Die Diffamierungen in der Presse müssen als Versuch gewertet werden, der wachsenden Empörung über die genozidale Politik Israels entgegenzuwirken. Immer mehr Menschen klagen an, dass die deutsche Regierung diese Politik mit Worten und Taten unterstützt.
Unterstützer:innen gab es viele
In diesem Zuge fand am Vormittag des 17. Juli während Bakis Prozess eine kämpferische Kundgebung statt. Die bis zu 100 solidarisch Unterstützenden klagten die Repressionswelle an, die nicht nur berlinweit, sondern auch auf nationaler und internationaler Ebene die palästinasolidarische Bewegung angreift. Am selben Tag wie Bakis Prozess fanden vier weitere Prozesse gegen Protestierende statt. Wie Baki selber in ihrer Rede nach der Gerichtsverhandlung betonte, müssen wir uns deswegen auch auf internationaler Ebene gegen die imperialistischen Regierungen stellen, die Israel unterstützen. Baki hob dabei auch die vielen internationalen Solidaritätsbotschaften hervor, die im Vorfeld des Prozesses ihren Freispruch forderten.
Verschiedene Einzelpersonen und Gruppen betonten vor Ort ihre Solidarität.

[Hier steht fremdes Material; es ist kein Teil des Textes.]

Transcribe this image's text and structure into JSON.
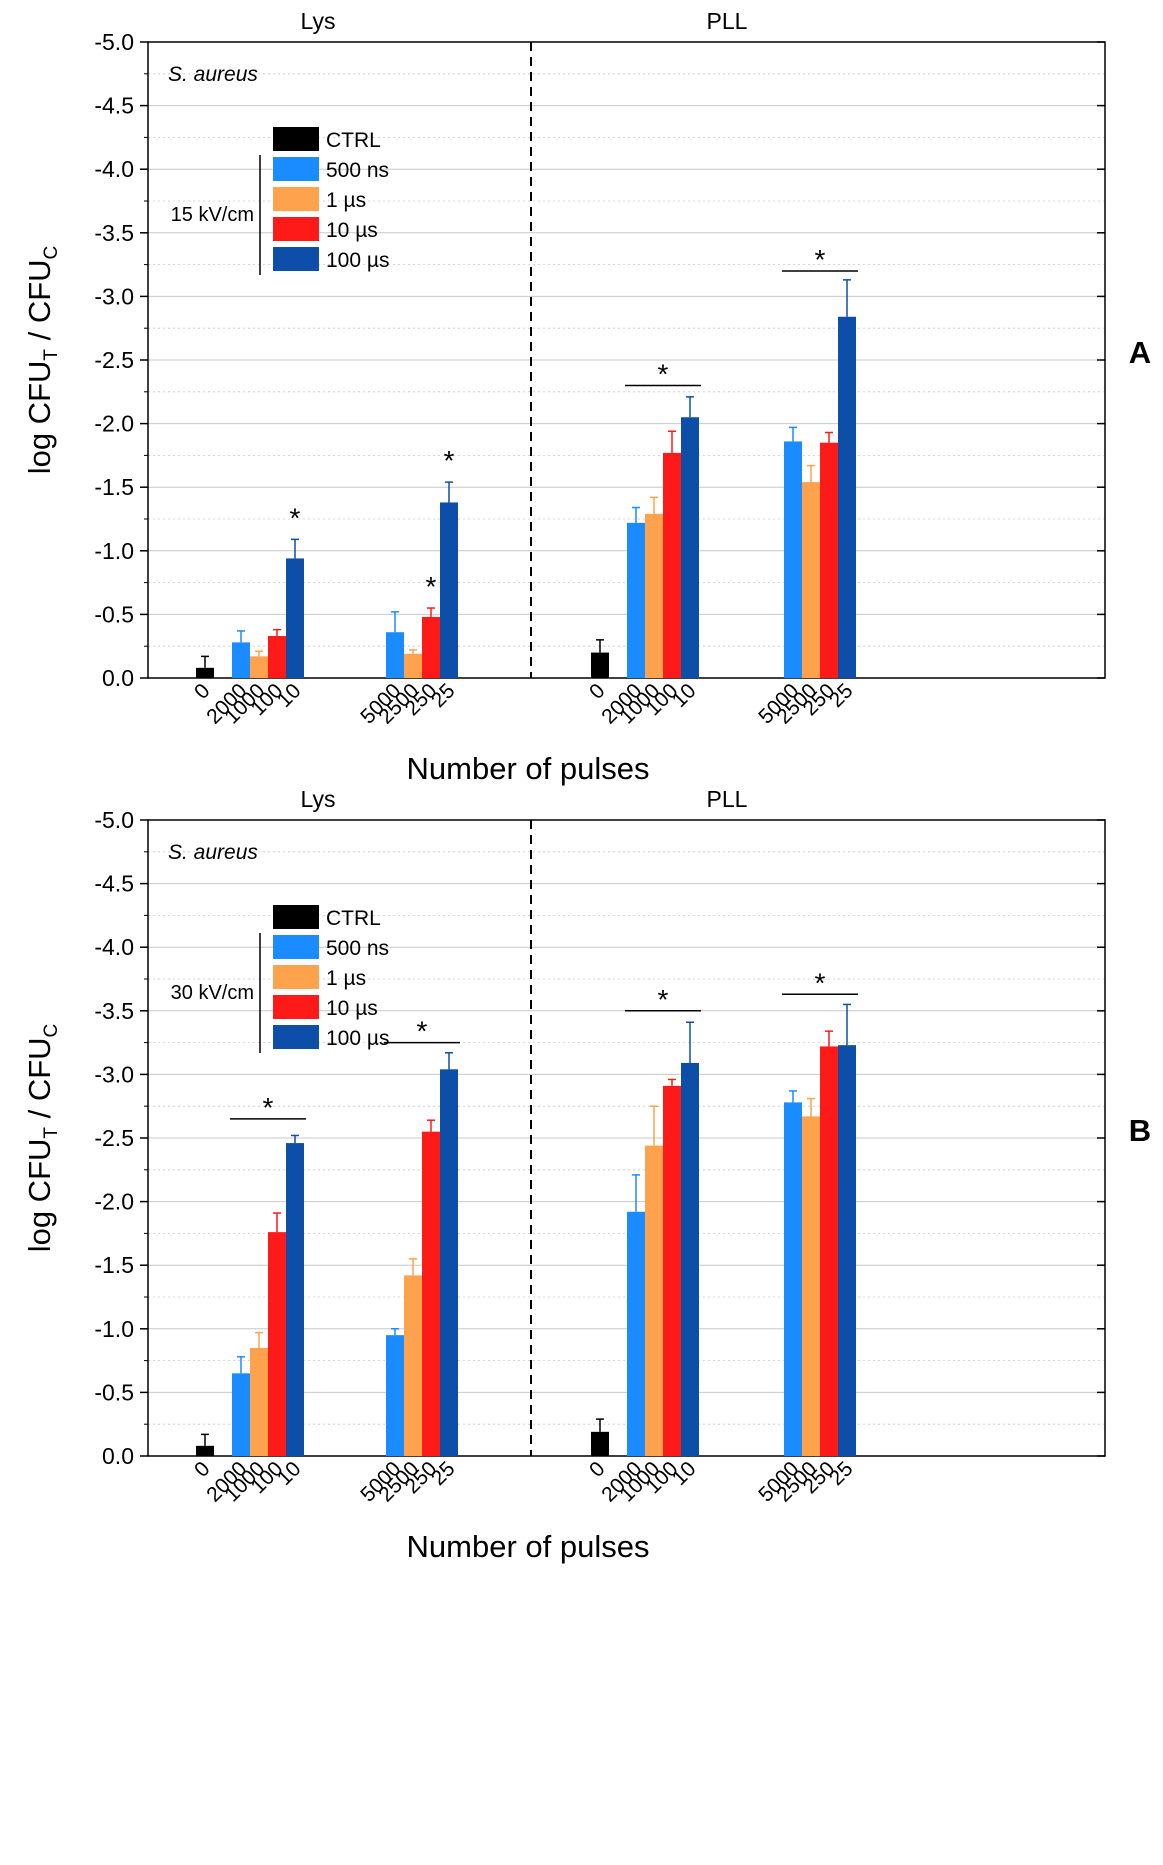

Neben der Revolutionären Internationalistischen Organisation und ihrer Hochschulgruppe Waffen der Kritik waren Palestine at the Forefront, Mera25, Jüdische Stimme, Palästina Kampagne, die Revolutionär Sozialistische Organisation, die Gruppe Arbeiter:innenmacht, der kämpferische Hafenarbeiter Toralf, die Students Coalition Berlin, Hands off Students Rights, Migrantifa Berlin, Pride Rebellion und die Spartakist Arbeiterpartei Deutschlands präsent vor Ort.
Gemeinsam wollen wir gegen die weitere Kriminalisierung der palästina-solidarischen Bewegung und gegen das heutige Urteil, welches einen Angriff auf die Versammlungsfreiheit darstellt, stehen. Lasst uns diese Solidarität ausweiten!